The IoD has said an independent Corporate Governance Commission should be established. The purpose of this would be to oversee the UK’s corporate governance framework so that the FRC could solely focus on its core task of improving company audits.

In its submission to the Department for Business, Energy and Industrial Strategy consultation on the independent review of the FRC, the business group proposed that the UK’s governance and stewardship codes be administered by an independent body with close links to business and investors, rather than simply being an ‘add on’ to an accounting regulator.

The IoD added that the new commission would engage with the industry to create a greater accountability and transparency of the UK’s corporate governance framework.

This would transform the UK Corporate Governance Code, it said, making it more transparent with clearer lines of accountability, rather than being subsumed by a large regulator whose corporate governance is just one concern amongst many.
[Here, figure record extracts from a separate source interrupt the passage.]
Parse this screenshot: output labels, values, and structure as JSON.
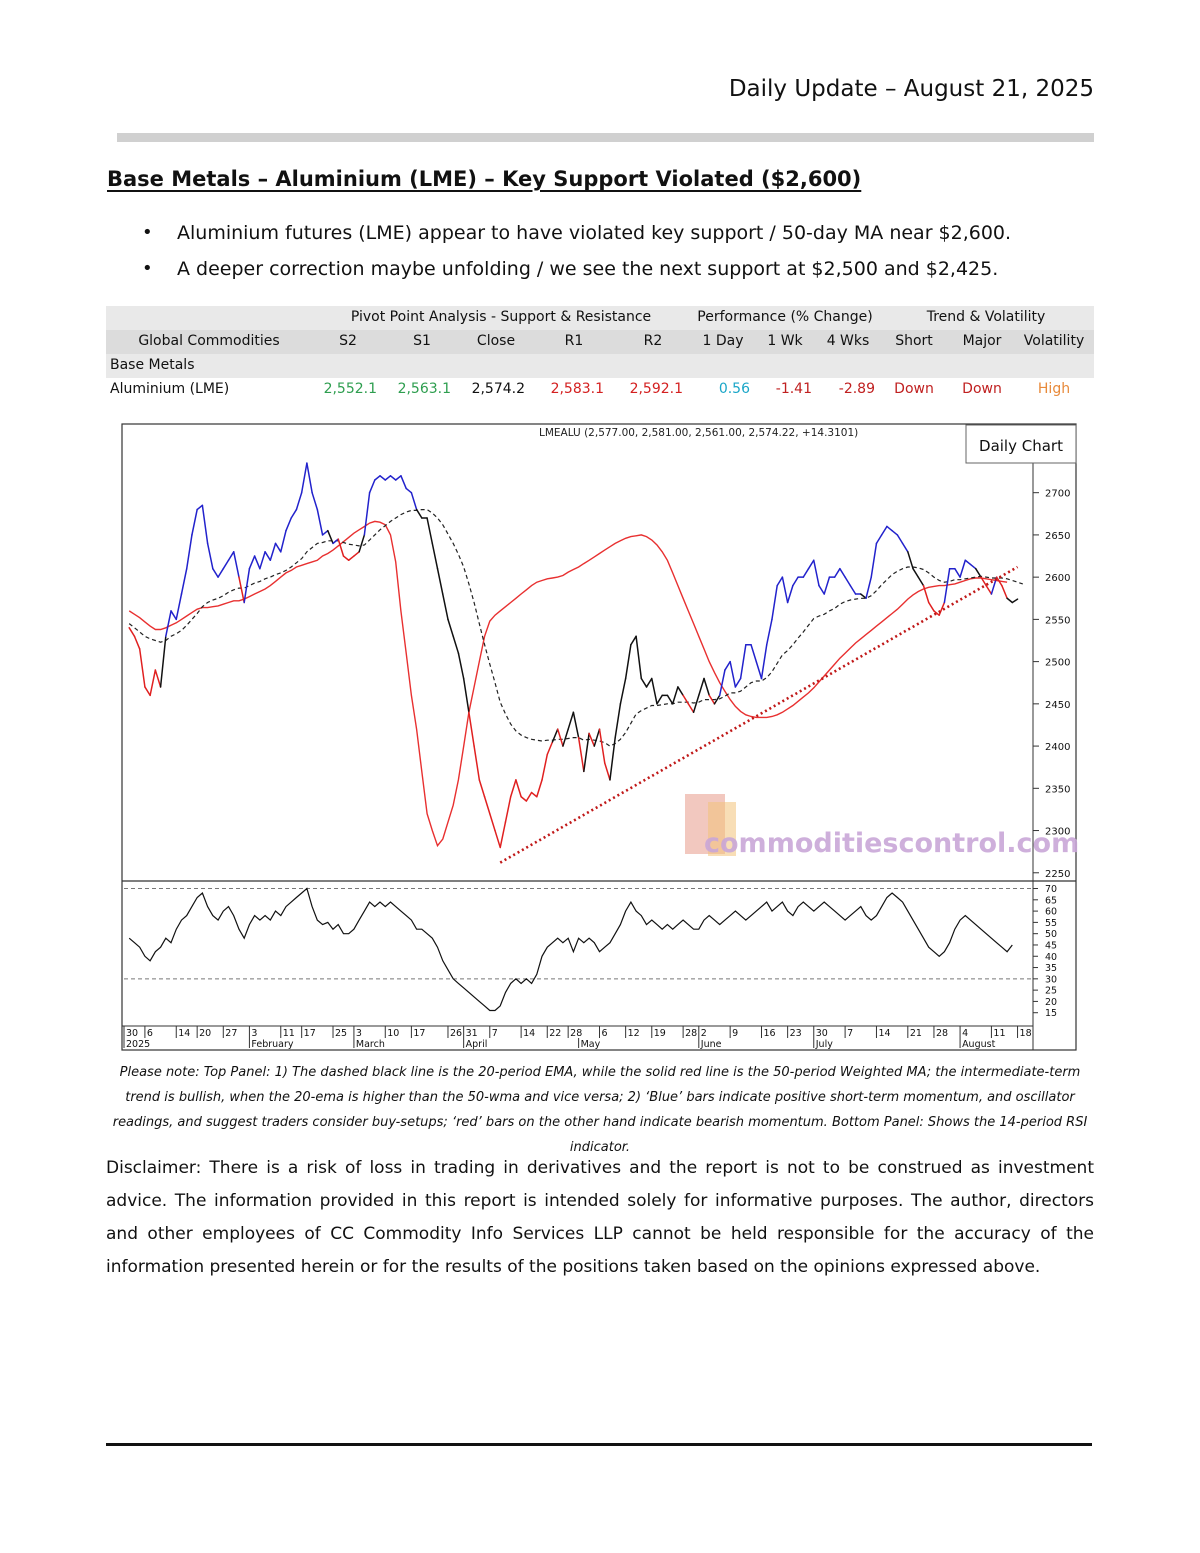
{
  "header": {
    "date": "Daily Update – August 21, 2025"
  },
  "headline": "Base Metals – Aluminium (LME) – Key Support Violated ($2,600)",
  "bullets": [
    "Aluminium futures (LME) appear to have violated key support / 50-day MA near $2,600.",
    "A deeper correction maybe unfolding / we see the next support at $2,500 and $2,425."
  ],
  "table": {
    "group_headers": {
      "pivot": "Pivot Point Analysis - Support & Resistance",
      "performance": "Performance (% Change)",
      "trend": "Trend & Volatility"
    },
    "columns": {
      "commodity": "Global Commodities",
      "s2": "S2",
      "s1": "S1",
      "close": "Close",
      "r1": "R1",
      "r2": "R2",
      "d1": "1 Day",
      "w1": "1 Wk",
      "w4": "4 Wks",
      "short": "Short",
      "major": "Major",
      "volatility": "Volatility"
    },
    "section": "Base Metals",
    "row": {
      "commodity": "Aluminium (LME)",
      "s2": "2,552.1",
      "s1": "2,563.1",
      "close": "2,574.2",
      "r1": "2,583.1",
      "r2": "2,592.1",
      "d1": "0.56",
      "w1": "-1.41",
      "w4": "-2.89",
      "short": "Down",
      "major": "Down",
      "volatility": "High"
    },
    "colors": {
      "support": "#2e9e4f",
      "resistance": "#d42020",
      "positive": "#1aa6c8",
      "negative": "#c02020",
      "volatility": "#e88a3a"
    }
  },
  "chart_data": {
    "type": "line",
    "title": "LMEALU (2,577.00, 2,581.00, 2,561.00, 2,574.22, +14.3101)",
    "badge": "Daily Chart",
    "watermark": "commoditiescontrol.com",
    "y_price": {
      "range": [
        2245,
        2760
      ],
      "ticks": [
        2250,
        2300,
        2350,
        2400,
        2450,
        2500,
        2550,
        2600,
        2650,
        2700
      ]
    },
    "y_rsi": {
      "range": [
        10,
        72
      ],
      "ticks": [
        15,
        20,
        25,
        30,
        35,
        40,
        45,
        50,
        55,
        60,
        65,
        70
      ],
      "bands": [
        70,
        30
      ]
    },
    "x_day_labels": [
      "30",
      "6",
      "14",
      "20",
      "27",
      "3",
      "11",
      "17",
      "25",
      "3",
      "10",
      "17",
      "26",
      "31",
      "7",
      "14",
      "22",
      "28",
      "6",
      "12",
      "19",
      "28",
      "2",
      "9",
      "16",
      "23",
      "30",
      "7",
      "14",
      "21",
      "28",
      "4",
      "11",
      "18"
    ],
    "x_day_index": [
      -1,
      3,
      9,
      13,
      18,
      23,
      29,
      33,
      39,
      43,
      49,
      54,
      61,
      64,
      69,
      75,
      80,
      84,
      90,
      95,
      100,
      106,
      109,
      115,
      121,
      126,
      131,
      137,
      143,
      149,
      154,
      159,
      165,
      170
    ],
    "x_month_labels": [
      "2025",
      "February",
      "March",
      "April",
      "May",
      "June",
      "July",
      "August"
    ],
    "x_month_index": [
      -1,
      23,
      43,
      64,
      86,
      109,
      131,
      159
    ],
    "price": [
      2540,
      2530,
      2515,
      2470,
      2460,
      2490,
      2470,
      2530,
      2560,
      2550,
      2580,
      2610,
      2650,
      2680,
      2685,
      2640,
      2610,
      2600,
      2610,
      2620,
      2630,
      2600,
      2570,
      2610,
      2625,
      2610,
      2630,
      2620,
      2640,
      2630,
      2655,
      2670,
      2680,
      2700,
      2735,
      2700,
      2680,
      2650,
      2655,
      2640,
      2645,
      2625,
      2620,
      2625,
      2630,
      2650,
      2700,
      2715,
      2720,
      2715,
      2720,
      2715,
      2720,
      2705,
      2700,
      2680,
      2670,
      2670,
      2640,
      2610,
      2580,
      2550,
      2530,
      2510,
      2480,
      2440,
      2400,
      2360,
      2340,
      2320,
      2300,
      2280,
      2310,
      2340,
      2360,
      2340,
      2335,
      2345,
      2340,
      2360,
      2390,
      2405,
      2420,
      2400,
      2420,
      2440,
      2410,
      2370,
      2415,
      2400,
      2420,
      2380,
      2360,
      2410,
      2450,
      2480,
      2520,
      2530,
      2480,
      2470,
      2480,
      2450,
      2460,
      2460,
      2450,
      2470,
      2460,
      2450,
      2440,
      2460,
      2480,
      2460,
      2450,
      2460,
      2490,
      2500,
      2470,
      2480,
      2520,
      2520,
      2500,
      2480,
      2520,
      2550,
      2590,
      2600,
      2570,
      2590,
      2600,
      2600,
      2610,
      2620,
      2590,
      2580,
      2600,
      2600,
      2610,
      2600,
      2590,
      2580,
      2580,
      2575,
      2600,
      2640,
      2650,
      2660,
      2655,
      2650,
      2640,
      2630,
      2610,
      2600,
      2590,
      2570,
      2560,
      2555,
      2570,
      2610,
      2610,
      2600,
      2620,
      2615,
      2610,
      2600,
      2590,
      2580,
      2600,
      2590,
      2575,
      2570,
      2574
    ],
    "rsi": [
      48,
      46,
      44,
      40,
      38,
      42,
      44,
      48,
      46,
      52,
      56,
      58,
      62,
      66,
      68,
      62,
      58,
      56,
      60,
      62,
      58,
      52,
      48,
      54,
      58,
      56,
      58,
      56,
      60,
      58,
      62,
      64,
      66,
      68,
      70,
      62,
      56,
      54,
      55,
      52,
      54,
      50,
      50,
      52,
      56,
      60,
      64,
      62,
      64,
      62,
      64,
      62,
      60,
      58,
      56,
      52,
      52,
      50,
      48,
      44,
      38,
      34,
      30,
      28,
      26,
      24,
      22,
      20,
      18,
      16,
      16,
      18,
      24,
      28,
      30,
      28,
      30,
      28,
      32,
      40,
      44,
      46,
      48,
      46,
      48,
      42,
      48,
      46,
      48,
      46,
      42,
      44,
      46,
      50,
      54,
      60,
      64,
      60,
      58,
      54,
      56,
      54,
      52,
      54,
      52,
      54,
      56,
      54,
      52,
      52,
      56,
      58,
      56,
      54,
      56,
      58,
      60,
      58,
      56,
      58,
      60,
      62,
      64,
      60,
      62,
      64,
      60,
      58,
      62,
      64,
      62,
      60,
      62,
      64,
      62,
      60,
      58,
      56,
      58,
      60,
      62,
      58,
      56,
      58,
      62,
      66,
      68,
      66,
      64,
      60,
      56,
      52,
      48,
      44,
      42,
      40,
      42,
      46,
      52,
      56,
      58,
      56,
      54,
      52,
      50,
      48,
      46,
      44,
      42,
      45
    ],
    "ema20": [
      2545,
      2540,
      2535,
      2530,
      2527,
      2525,
      2523,
      2525,
      2530,
      2533,
      2537,
      2543,
      2550,
      2557,
      2565,
      2570,
      2573,
      2575,
      2578,
      2582,
      2585,
      2587,
      2587,
      2590,
      2593,
      2595,
      2598,
      2600,
      2603,
      2605,
      2608,
      2612,
      2617,
      2622,
      2630,
      2635,
      2640,
      2641,
      2643,
      2643,
      2643,
      2641,
      2639,
      2638,
      2637,
      2638,
      2644,
      2650,
      2656,
      2661,
      2666,
      2670,
      2674,
      2677,
      2679,
      2679,
      2680,
      2680,
      2676,
      2670,
      2662,
      2651,
      2640,
      2627,
      2612,
      2592,
      2570,
      2545,
      2520,
      2497,
      2475,
      2452,
      2438,
      2426,
      2418,
      2413,
      2410,
      2408,
      2407,
      2406,
      2407,
      2407,
      2408,
      2408,
      2409,
      2410,
      2410,
      2407,
      2408,
      2407,
      2406,
      2404,
      2400,
      2403,
      2408,
      2416,
      2427,
      2438,
      2442,
      2445,
      2448,
      2448,
      2449,
      2450,
      2450,
      2452,
      2452,
      2452,
      2451,
      2452,
      2455,
      2455,
      2455,
      2456,
      2459,
      2463,
      2463,
      2465,
      2470,
      2475,
      2477,
      2477,
      2481,
      2488,
      2498,
      2508,
      2513,
      2520,
      2528,
      2535,
      2543,
      2551,
      2554,
      2556,
      2560,
      2563,
      2568,
      2571,
      2573,
      2574,
      2575,
      2575,
      2578,
      2584,
      2591,
      2597,
      2603,
      2607,
      2610,
      2612,
      2612,
      2611,
      2609,
      2605,
      2600,
      2596,
      2594,
      2595,
      2597,
      2597,
      2598,
      2599,
      2600,
      2601,
      2600,
      2599,
      2599,
      2599,
      2598,
      2596,
      2594,
      2592
    ],
    "wma50": [
      2560,
      2556,
      2552,
      2547,
      2542,
      2538,
      2538,
      2540,
      2543,
      2546,
      2550,
      2554,
      2558,
      2562,
      2564,
      2564,
      2565,
      2566,
      2568,
      2570,
      2572,
      2572,
      2574,
      2577,
      2580,
      2583,
      2586,
      2590,
      2595,
      2600,
      2605,
      2608,
      2612,
      2614,
      2616,
      2618,
      2620,
      2625,
      2628,
      2632,
      2637,
      2642,
      2647,
      2652,
      2656,
      2660,
      2664,
      2666,
      2665,
      2662,
      2650,
      2618,
      2560,
      2510,
      2460,
      2420,
      2370,
      2320,
      2300,
      2282,
      2290,
      2310,
      2330,
      2360,
      2400,
      2440,
      2470,
      2500,
      2530,
      2548,
      2555,
      2560,
      2565,
      2570,
      2575,
      2580,
      2585,
      2590,
      2594,
      2596,
      2598,
      2599,
      2600,
      2602,
      2606,
      2609,
      2612,
      2616,
      2620,
      2624,
      2628,
      2632,
      2636,
      2640,
      2643,
      2646,
      2648,
      2649,
      2650,
      2648,
      2644,
      2638,
      2630,
      2620,
      2605,
      2590,
      2575,
      2560,
      2545,
      2530,
      2515,
      2500,
      2487,
      2475,
      2465,
      2455,
      2447,
      2441,
      2437,
      2435,
      2434,
      2434,
      2434,
      2435,
      2437,
      2440,
      2444,
      2448,
      2453,
      2458,
      2463,
      2469,
      2476,
      2483,
      2490,
      2497,
      2504,
      2510,
      2516,
      2522,
      2527,
      2532,
      2537,
      2542,
      2547,
      2552,
      2557,
      2562,
      2568,
      2574,
      2579,
      2583,
      2586,
      2588,
      2589,
      2590,
      2590,
      2591,
      2592,
      2594,
      2596,
      2598,
      2599,
      2599,
      2598,
      2597,
      2596,
      2595,
      2594
    ],
    "trendline": [
      [
        71,
        2262
      ],
      [
        170,
        2612
      ]
    ],
    "legend_note": "Please note: Top Panel: 1) The dashed black line is the 20-period EMA, while the solid red line is the 50-period Weighted MA; the intermediate-term trend is bullish, when the 20-ema is higher than the 50-wma and vice versa; 2) ‘Blue’ bars indicate positive short-term momentum, and oscillator readings, and suggest traders consider buy-setups; ‘red’ bars on the other hand indicate bearish momentum. Bottom Panel: Shows the 14-period RSI indicator.",
    "colors": {
      "price_up": "#2222cc",
      "price_down": "#e02020",
      "price_neutral": "#111111",
      "wma": "#e83030",
      "ema": "#222222",
      "trend": "#c01818"
    }
  },
  "disclaimer": "Disclaimer: There is a risk of loss in trading in derivatives and the report is not to be construed as investment advice. The information provided in this report is intended solely for informative purposes. The author, directors and other employees of CC Commodity Info Services LLP cannot be held responsible for the accuracy of the information presented herein or for the results of the positions taken based on the opinions expressed above."
}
IoD’s head of corporate governance Dr Roger Barker commented: “The FRC has for many years done a good job acting as the keeper of the UK’s corporate governance code, but we feel its centralised decision-making structure is not conducive to the differing regulatory approaches needed for governance and stewardship on the one hand, and statutory audit on the other. There must be a clear distinction between being robust on audit quality, while continuing to nurture the UK’s much admired principles-based corporate governance regime.”

Furthermore the IoD has also proposed an industry led professional standards board who will be tasked with the upholding high standards of director competence and continuing professional development.